A whole-genome cladogram showing the phylogenetic relationships of C. graminicola and C. higginsianum to 17 other sequenced fungi was constructed with CVTree34 (Fig. 1). A phylogeny was generated for the genus Colletotrichum based on sequencing five genes in 28 selected isolates (Supplementary Fig. 5), as described in the Supplementary Note. To estimate the evolutionary divergence date for C. graminicola and C. higginsianum, a phylogenetic analysis was performed using the 13 species shown in Supplementary Figure 4. The proteomes were clustered using MCL, and proteins in each cluster were aligned using MUSCLE. Sixty-four clusters containing only one protein from each species and having at least 80% average pairwise nucleotide identity were used for further analyses.

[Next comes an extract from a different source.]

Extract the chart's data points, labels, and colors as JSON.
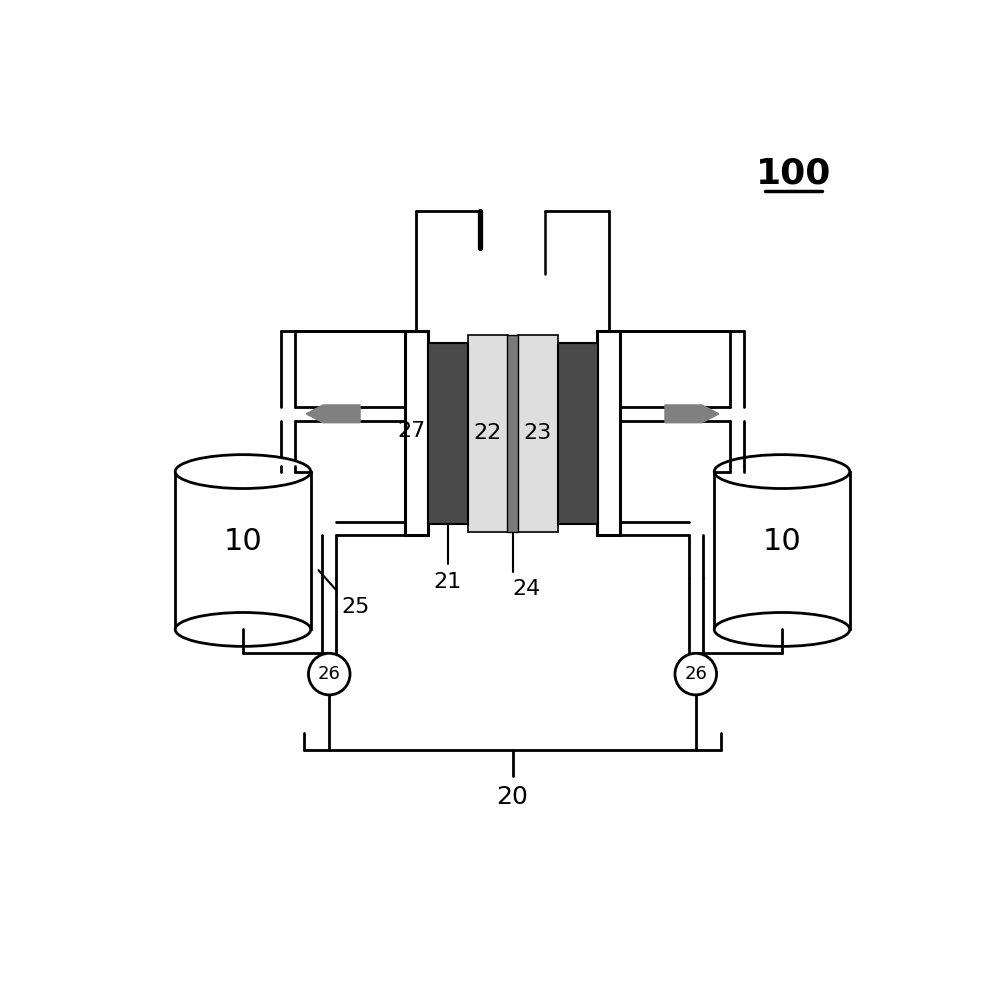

Sequence alignments were concatenated, and a phylogenetic tree was constructed with MrBayes57 using the WAG amino acid substitution model. Date estimates were computed using the program r8s58 with the nonparametric rate smoothing (NPRS) method using date estimates by Lücking et al.59.

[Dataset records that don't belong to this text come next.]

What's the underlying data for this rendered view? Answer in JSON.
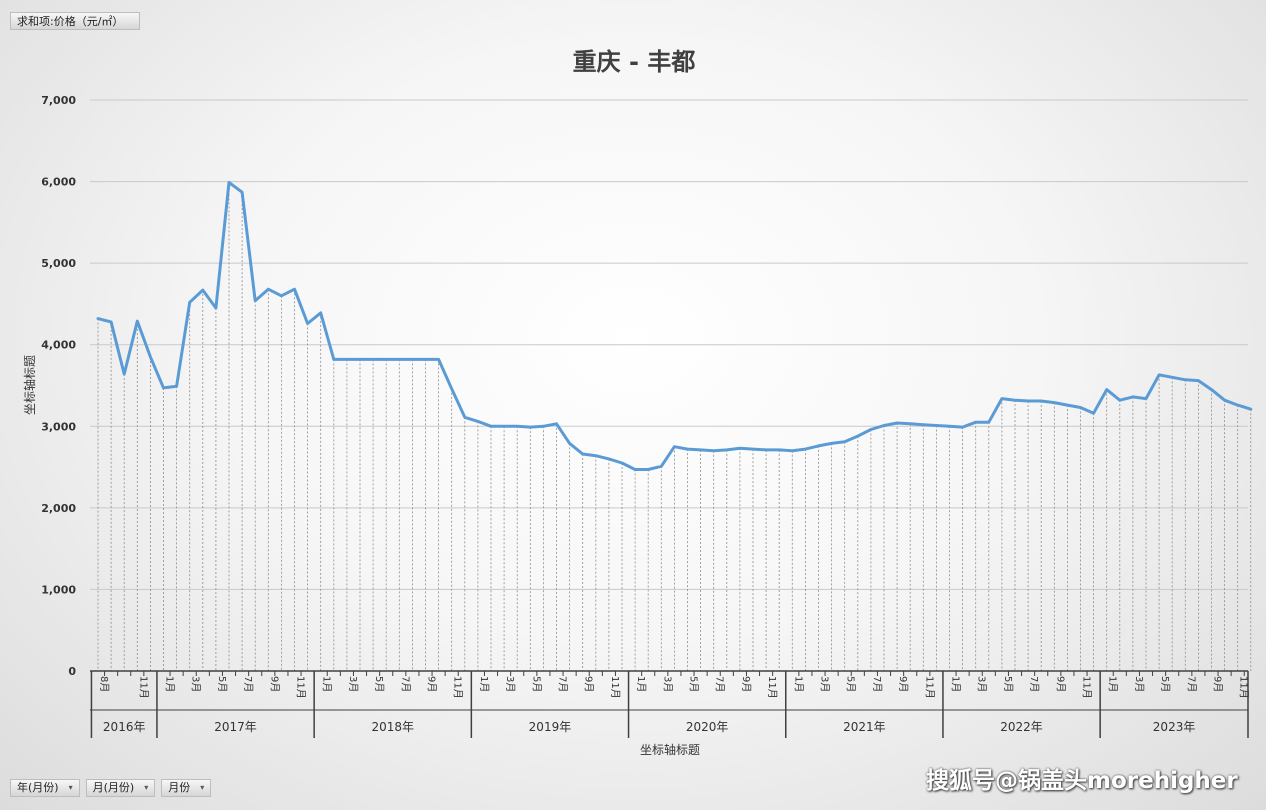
{
  "pivot": {
    "value_field": "求和项:价格（元/㎡）",
    "axis_fields": [
      "年(月份)",
      "月(月份)",
      "月份"
    ]
  },
  "watermark": "搜狐号@锅盖头morehigher",
  "colors": {
    "line": "#5b9bd5",
    "grid": "#c9c9c9",
    "axis": "#404040"
  },
  "chart_data": {
    "type": "line",
    "title": "重庆 - 丰都",
    "xlabel": "坐标轴标题",
    "ylabel": "坐标轴标题",
    "ylim": [
      0,
      7000
    ],
    "yticks": [
      0,
      1000,
      2000,
      3000,
      4000,
      5000,
      6000,
      7000
    ],
    "ytick_labels": [
      "0",
      "1,000",
      "2,000",
      "3,000",
      "4,000",
      "5,000",
      "6,000",
      "7,000"
    ],
    "grid": true,
    "legend": "none",
    "years": [
      {
        "label": "2016年",
        "months": [
          8,
          9,
          10,
          11,
          12
        ]
      },
      {
        "label": "2017年",
        "months": [
          1,
          2,
          3,
          4,
          5,
          6,
          7,
          8,
          9,
          10,
          11,
          12
        ]
      },
      {
        "label": "2018年",
        "months": [
          1,
          2,
          3,
          4,
          5,
          6,
          7,
          8,
          9,
          10,
          11,
          12
        ]
      },
      {
        "label": "2019年",
        "months": [
          1,
          2,
          3,
          4,
          5,
          6,
          7,
          8,
          9,
          10,
          11,
          12
        ]
      },
      {
        "label": "2020年",
        "months": [
          1,
          2,
          3,
          4,
          5,
          6,
          7,
          8,
          9,
          10,
          11,
          12
        ]
      },
      {
        "label": "2021年",
        "months": [
          1,
          2,
          3,
          4,
          5,
          6,
          7,
          8,
          9,
          10,
          11,
          12
        ]
      },
      {
        "label": "2022年",
        "months": [
          1,
          2,
          3,
          4,
          5,
          6,
          7,
          8,
          9,
          10,
          11,
          12
        ]
      },
      {
        "label": "2023年",
        "months": [
          1,
          2,
          3,
          4,
          5,
          6,
          7,
          8,
          9,
          10,
          11,
          12
        ]
      }
    ],
    "month_tick_labels": [
      "1月",
      "3月",
      "5月",
      "7月",
      "8月",
      "9月",
      "11月"
    ],
    "series": [
      {
        "values": [
          4320,
          4280,
          3640,
          4290,
          3850,
          3470,
          3490,
          4520,
          4670,
          4450,
          5990,
          5870,
          4540,
          4680,
          4600,
          4680,
          4260,
          4390,
          3820,
          3820,
          3820,
          3820,
          3820,
          3820,
          3820,
          3820,
          3820,
          3460,
          3110,
          3060,
          3000,
          3000,
          3000,
          2990,
          3000,
          3030,
          2790,
          2660,
          2640,
          2600,
          2550,
          2470,
          2470,
          2510,
          2750,
          2720,
          2710,
          2700,
          2710,
          2730,
          2720,
          2710,
          2710,
          2700,
          2720,
          2760,
          2790,
          2810,
          2880,
          2960,
          3010,
          3040,
          3030,
          3020,
          3010,
          3000,
          2990,
          3050,
          3050,
          3340,
          3320,
          3310,
          3310,
          3290,
          3260,
          3230,
          3160,
          3450,
          3320,
          3360,
          3340,
          3630,
          3600,
          3570,
          3560,
          3450,
          3320,
          3260,
          3210
        ]
      }
    ]
  }
}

Fluorescent reporter gene assay.

The promoter of the CSEP-encoding gene ChEC6 (CH063_01084) was fused to mCherry60 and a transcriptional terminator by overlap fusion PCR61 using the primer pairs shown in Supplementary Table 18. The genomic region between the ChEC6 start codon and the stop codon of its upstream gene (1,198 bp) was amplified with primer pair 1. The mCherry gene was amplified with primer pair 2. The transcriptional terminator of Aspergillus nidulans trpC was amplified from the plasmid pBin-GFP-hph5 with primer pair 3. After fusion, the insert was subcloned into the plasmid pENTR/D-TOPO (Invitrogen) and verified by sequencing. The insert was cut out with BamHI and EcoRI and ligated into the plasmid pBIGDR1, providing direct repeat recombination-mediated gene targeting62. A ku70 mutant of C. higginsianum strain IMI349063 (ref. 62) was used for Agrobacterium-mediated transformation3. Confocal images of transformants were obtained using a Leica TCS SP2 confocal laser scanning microscope. Excitation for imaging mCherry fluorescence was at 563 nm, and emission was detected at 566–620 nm.

Host tissue alkalinization.

The pH of the host cells during infection was measured using the cell-permeant pH-sensitive dye 2′,7′-bis(carboxyethyl)-5(6)-carboxyfluorescein (BCECF) for analysis by epifluorescence microscopy31. Fluorescence intensity values were correlated with direct pH determinations obtained with a piercing-tip pH electrode (Eutech, Singapore). Ammonia concentrations in infected maize and Arabidopsis leaf tissues were measured using a photometric ammonium assay kit (Merck, Germany).

Accession codes.

The C. graminicola and C. higginsianum genome assemblies have been deposited in NCBI's Whole-Genome Shotgun Project with accession numbers ACOD0100000000 and CACQ0200000000, respectively. The RNA-Seq data for C. graminicola and C. higginsianum have been deposited in the NCBI Gene Expression Omnibus under GEO Series accession numbers GSE34632 and GSE33683, respectively.